Bir canavar, aydınlıkta kalan.
öyle ulu orta ha? -öyle ulu orta!
İnsan,
sızarak deliklerinden
Kusurlu bir kaçak!
beceriksiz
Ama her suça ortak!
tutuklanacak yaştasın.
Yas da tutacak her kaçamak bakışın,
yanılgıdan ibaret değil mi tüm asrın?
Tüm kaygın.
geçmiş,
Yamanmaz!
kusruna tutun!
Kurşuna dizil!
nefsinin öp boynundan.
Dayan!
direnme buna!
Ama sonu yok.
sonu yok hiçbir ölümün!
Ne bela!
ölümün kusursuz olacak şüphesiz -bunu biliyorum
ama nasıl olur bilemiyorum henüz
tüm ölümleri yaşadın çünkü doğarken
ölümsüzlük bırakmadı yakanı
-şah defalarca ama bir kez mat deme hakkın!

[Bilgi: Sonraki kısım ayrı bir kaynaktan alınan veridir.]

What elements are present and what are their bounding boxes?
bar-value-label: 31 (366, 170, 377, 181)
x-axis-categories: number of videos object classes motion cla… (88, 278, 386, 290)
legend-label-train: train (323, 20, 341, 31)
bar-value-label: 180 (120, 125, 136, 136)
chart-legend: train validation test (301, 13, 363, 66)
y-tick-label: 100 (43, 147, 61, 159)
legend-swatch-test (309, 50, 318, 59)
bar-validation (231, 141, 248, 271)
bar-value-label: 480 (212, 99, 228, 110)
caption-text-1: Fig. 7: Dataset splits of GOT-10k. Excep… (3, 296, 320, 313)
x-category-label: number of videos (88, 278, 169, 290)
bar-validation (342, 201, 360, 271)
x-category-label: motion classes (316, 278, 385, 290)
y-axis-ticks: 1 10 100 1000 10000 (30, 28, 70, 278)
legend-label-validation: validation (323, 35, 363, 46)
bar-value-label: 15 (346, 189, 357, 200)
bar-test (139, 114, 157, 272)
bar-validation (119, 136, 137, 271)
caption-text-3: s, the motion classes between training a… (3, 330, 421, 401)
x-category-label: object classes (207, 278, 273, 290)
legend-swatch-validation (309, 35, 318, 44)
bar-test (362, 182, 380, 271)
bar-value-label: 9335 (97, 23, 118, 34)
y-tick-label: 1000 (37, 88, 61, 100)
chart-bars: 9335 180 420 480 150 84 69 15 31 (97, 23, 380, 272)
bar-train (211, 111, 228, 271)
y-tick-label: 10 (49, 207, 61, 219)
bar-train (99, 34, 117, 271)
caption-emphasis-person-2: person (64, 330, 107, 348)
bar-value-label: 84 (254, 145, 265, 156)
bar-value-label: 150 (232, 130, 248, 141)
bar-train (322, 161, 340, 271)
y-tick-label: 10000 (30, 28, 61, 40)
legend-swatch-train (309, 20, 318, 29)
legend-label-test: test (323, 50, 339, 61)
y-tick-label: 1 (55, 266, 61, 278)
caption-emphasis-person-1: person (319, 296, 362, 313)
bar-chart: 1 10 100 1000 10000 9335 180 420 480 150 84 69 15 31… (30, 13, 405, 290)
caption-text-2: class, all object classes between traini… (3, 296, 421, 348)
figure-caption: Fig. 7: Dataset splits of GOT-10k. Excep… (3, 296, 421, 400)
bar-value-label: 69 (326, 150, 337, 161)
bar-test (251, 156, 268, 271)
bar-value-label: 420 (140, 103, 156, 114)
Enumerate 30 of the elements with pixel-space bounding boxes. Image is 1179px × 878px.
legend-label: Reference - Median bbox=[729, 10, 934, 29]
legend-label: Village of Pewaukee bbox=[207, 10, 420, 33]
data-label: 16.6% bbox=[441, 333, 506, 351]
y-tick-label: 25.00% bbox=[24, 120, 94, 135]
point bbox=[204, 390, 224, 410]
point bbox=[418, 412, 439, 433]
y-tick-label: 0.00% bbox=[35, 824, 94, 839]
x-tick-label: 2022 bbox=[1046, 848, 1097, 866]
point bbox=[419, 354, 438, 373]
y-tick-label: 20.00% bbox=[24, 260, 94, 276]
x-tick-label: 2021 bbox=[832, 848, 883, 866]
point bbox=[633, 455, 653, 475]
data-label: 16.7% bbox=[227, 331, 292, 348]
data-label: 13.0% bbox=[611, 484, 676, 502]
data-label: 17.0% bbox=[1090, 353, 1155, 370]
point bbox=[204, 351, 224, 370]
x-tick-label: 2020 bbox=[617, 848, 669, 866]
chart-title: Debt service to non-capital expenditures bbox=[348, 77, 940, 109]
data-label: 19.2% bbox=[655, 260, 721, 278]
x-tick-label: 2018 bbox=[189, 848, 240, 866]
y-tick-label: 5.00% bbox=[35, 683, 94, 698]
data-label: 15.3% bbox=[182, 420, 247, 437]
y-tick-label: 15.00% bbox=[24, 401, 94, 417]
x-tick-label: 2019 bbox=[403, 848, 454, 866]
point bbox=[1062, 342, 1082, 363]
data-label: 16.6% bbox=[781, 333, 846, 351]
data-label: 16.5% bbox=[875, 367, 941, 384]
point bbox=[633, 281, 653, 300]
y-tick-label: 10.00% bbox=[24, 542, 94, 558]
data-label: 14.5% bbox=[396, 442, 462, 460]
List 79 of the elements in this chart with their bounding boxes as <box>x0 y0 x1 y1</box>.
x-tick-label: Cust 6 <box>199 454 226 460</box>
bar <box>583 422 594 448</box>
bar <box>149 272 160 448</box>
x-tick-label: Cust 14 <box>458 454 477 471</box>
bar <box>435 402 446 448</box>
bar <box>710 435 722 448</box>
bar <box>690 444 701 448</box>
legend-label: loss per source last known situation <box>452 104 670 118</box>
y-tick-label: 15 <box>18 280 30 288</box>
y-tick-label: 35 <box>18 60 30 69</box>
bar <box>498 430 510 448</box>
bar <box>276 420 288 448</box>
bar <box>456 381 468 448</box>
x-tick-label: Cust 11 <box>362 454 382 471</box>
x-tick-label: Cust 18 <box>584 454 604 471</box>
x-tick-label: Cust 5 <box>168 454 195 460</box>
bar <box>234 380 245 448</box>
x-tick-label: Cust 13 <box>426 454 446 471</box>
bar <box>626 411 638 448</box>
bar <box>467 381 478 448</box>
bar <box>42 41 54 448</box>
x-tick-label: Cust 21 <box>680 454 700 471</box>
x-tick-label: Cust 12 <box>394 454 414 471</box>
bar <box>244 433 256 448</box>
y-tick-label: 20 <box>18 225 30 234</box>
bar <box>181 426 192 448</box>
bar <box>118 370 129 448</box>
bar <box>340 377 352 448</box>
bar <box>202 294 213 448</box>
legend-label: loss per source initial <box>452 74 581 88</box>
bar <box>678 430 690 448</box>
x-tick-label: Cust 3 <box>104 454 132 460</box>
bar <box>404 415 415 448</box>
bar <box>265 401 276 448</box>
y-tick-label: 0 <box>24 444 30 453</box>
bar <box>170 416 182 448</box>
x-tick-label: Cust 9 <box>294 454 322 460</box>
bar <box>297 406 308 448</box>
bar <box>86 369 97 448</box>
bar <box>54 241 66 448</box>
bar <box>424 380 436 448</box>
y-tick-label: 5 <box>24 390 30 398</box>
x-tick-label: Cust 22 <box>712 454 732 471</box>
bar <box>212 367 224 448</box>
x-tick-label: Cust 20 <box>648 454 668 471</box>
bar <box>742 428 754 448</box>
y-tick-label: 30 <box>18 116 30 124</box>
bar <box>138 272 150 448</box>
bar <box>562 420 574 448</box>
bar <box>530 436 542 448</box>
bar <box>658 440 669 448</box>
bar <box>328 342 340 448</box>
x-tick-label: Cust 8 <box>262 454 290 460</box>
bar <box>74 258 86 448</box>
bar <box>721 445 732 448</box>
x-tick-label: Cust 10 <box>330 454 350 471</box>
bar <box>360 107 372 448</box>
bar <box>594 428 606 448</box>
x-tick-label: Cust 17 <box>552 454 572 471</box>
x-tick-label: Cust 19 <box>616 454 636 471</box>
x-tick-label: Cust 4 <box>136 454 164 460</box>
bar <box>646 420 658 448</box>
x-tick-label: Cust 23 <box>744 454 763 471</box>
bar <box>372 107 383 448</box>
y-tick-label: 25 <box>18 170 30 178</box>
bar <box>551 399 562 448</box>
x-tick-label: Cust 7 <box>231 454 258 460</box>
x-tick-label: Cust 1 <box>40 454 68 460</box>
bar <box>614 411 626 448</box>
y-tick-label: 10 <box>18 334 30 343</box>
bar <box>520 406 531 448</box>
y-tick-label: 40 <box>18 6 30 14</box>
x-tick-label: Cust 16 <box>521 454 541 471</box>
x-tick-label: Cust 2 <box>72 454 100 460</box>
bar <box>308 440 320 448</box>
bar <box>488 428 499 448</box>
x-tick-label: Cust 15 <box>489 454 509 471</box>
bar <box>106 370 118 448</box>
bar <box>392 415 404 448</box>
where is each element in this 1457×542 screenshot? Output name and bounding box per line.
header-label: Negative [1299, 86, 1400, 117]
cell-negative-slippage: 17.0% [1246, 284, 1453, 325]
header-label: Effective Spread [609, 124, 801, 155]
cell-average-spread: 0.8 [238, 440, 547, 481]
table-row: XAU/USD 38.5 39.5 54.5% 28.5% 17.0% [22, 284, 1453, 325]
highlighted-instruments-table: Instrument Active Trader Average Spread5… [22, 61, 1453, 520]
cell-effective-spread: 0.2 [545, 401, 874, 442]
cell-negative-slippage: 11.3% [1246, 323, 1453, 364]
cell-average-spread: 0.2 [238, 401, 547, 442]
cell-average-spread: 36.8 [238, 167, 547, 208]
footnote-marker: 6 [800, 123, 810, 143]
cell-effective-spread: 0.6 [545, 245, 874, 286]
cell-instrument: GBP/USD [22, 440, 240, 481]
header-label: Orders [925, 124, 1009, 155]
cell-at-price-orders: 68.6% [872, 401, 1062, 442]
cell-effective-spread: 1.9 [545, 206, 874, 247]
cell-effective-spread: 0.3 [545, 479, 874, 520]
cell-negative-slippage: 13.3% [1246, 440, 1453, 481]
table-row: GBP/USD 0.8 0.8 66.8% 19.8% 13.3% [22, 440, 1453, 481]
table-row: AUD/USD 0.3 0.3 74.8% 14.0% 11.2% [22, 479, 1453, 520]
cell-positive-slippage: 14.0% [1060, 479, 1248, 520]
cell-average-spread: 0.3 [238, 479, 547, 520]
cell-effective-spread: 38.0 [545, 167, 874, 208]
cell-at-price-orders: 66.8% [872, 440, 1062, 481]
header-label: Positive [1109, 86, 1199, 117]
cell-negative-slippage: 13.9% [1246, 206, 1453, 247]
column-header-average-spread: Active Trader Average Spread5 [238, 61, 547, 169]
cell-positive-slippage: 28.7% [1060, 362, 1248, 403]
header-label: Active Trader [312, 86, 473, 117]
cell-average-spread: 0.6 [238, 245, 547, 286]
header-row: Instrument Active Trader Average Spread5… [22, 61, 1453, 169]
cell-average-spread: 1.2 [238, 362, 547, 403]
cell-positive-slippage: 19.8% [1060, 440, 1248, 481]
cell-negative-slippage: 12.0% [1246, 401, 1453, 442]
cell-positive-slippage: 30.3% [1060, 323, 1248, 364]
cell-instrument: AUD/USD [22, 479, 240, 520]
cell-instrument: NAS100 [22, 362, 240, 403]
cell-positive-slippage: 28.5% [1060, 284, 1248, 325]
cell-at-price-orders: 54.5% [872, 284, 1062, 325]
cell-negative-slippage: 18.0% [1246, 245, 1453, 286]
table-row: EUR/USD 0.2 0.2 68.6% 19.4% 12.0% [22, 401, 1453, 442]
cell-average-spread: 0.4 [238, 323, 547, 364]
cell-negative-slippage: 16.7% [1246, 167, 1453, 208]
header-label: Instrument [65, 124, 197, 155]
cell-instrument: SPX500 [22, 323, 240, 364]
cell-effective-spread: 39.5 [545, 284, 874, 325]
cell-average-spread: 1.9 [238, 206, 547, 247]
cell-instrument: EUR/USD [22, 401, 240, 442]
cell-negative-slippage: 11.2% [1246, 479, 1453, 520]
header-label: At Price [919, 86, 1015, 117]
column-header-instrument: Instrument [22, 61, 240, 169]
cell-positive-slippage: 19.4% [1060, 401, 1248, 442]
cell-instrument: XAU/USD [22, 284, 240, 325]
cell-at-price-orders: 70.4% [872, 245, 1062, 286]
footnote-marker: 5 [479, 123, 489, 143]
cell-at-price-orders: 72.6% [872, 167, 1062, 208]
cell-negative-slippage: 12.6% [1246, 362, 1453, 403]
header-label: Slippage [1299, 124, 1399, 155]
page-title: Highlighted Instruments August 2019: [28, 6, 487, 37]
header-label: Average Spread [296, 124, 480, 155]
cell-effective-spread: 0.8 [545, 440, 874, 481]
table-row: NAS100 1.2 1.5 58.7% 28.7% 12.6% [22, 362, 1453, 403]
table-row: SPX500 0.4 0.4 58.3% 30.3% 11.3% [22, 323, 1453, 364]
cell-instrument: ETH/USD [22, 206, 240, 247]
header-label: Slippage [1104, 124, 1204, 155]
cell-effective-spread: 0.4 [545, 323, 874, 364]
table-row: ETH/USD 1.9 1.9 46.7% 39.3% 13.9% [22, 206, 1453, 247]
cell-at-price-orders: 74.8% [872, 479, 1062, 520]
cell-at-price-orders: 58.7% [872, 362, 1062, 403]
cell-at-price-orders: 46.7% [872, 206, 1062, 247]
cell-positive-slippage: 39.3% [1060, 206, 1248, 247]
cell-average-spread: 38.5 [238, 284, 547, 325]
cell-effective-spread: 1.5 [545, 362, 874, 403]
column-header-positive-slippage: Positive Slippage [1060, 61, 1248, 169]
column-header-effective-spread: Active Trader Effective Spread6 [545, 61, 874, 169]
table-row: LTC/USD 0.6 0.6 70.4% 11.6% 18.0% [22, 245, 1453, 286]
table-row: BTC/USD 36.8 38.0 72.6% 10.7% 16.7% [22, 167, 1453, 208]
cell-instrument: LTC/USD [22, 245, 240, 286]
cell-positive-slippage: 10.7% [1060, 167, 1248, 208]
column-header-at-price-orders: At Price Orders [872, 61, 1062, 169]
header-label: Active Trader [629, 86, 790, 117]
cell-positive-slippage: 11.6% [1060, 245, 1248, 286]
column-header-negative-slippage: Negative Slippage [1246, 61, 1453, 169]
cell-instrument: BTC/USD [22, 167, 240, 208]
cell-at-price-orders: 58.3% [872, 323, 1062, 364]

oyun bitti demek isterdim ama sana çok uzak bir şey söylemiş olurum
yanıl ve kan dünyaya
-alınma ama bence saçma!
bocalan karanlığında
iş bilmez uğraşlarında katarakt!
yaramaz çocuğun çatalını düşürüşündeki kurnazlık payına eklen
hinlik var iç çekişinde!
“Yenil, yine yenil, kabul et ve devam et!”
zehri bilerek sürüyordun kaftanına, yakalandın -buldun inkârını!
ihanetin göze hoş görünen perdeleri uçuşarak yiterken gözlerinden
-kapan yarana!
kapan yaranda kurulu hâlâ!
sona çok az kaldı
-söyledim sana!
eğ başını
dön suya misilleme yaparak!
geciktin dağlarına
-ufku tanımazdın göstersem bile!
kaçırdığın otobüsün dikiz aynasında bulunan anlam
-ama kaçırdın bir kere!
an’la sıvanmış duvarların!
-bunun altını sen doldur görüntünle!
“Sabah sekiz, akşam beş, paydos ve ilelebet!”
devam et
-kuluçkanda
devam et!
bile bile lades ve tamu!
batır kutsalına ekmeğini
-başka nefesin yoktur!
dayanaksızsın dedim -dayanıksız değil!
külahları değiştik seninle -akıtma yaşını!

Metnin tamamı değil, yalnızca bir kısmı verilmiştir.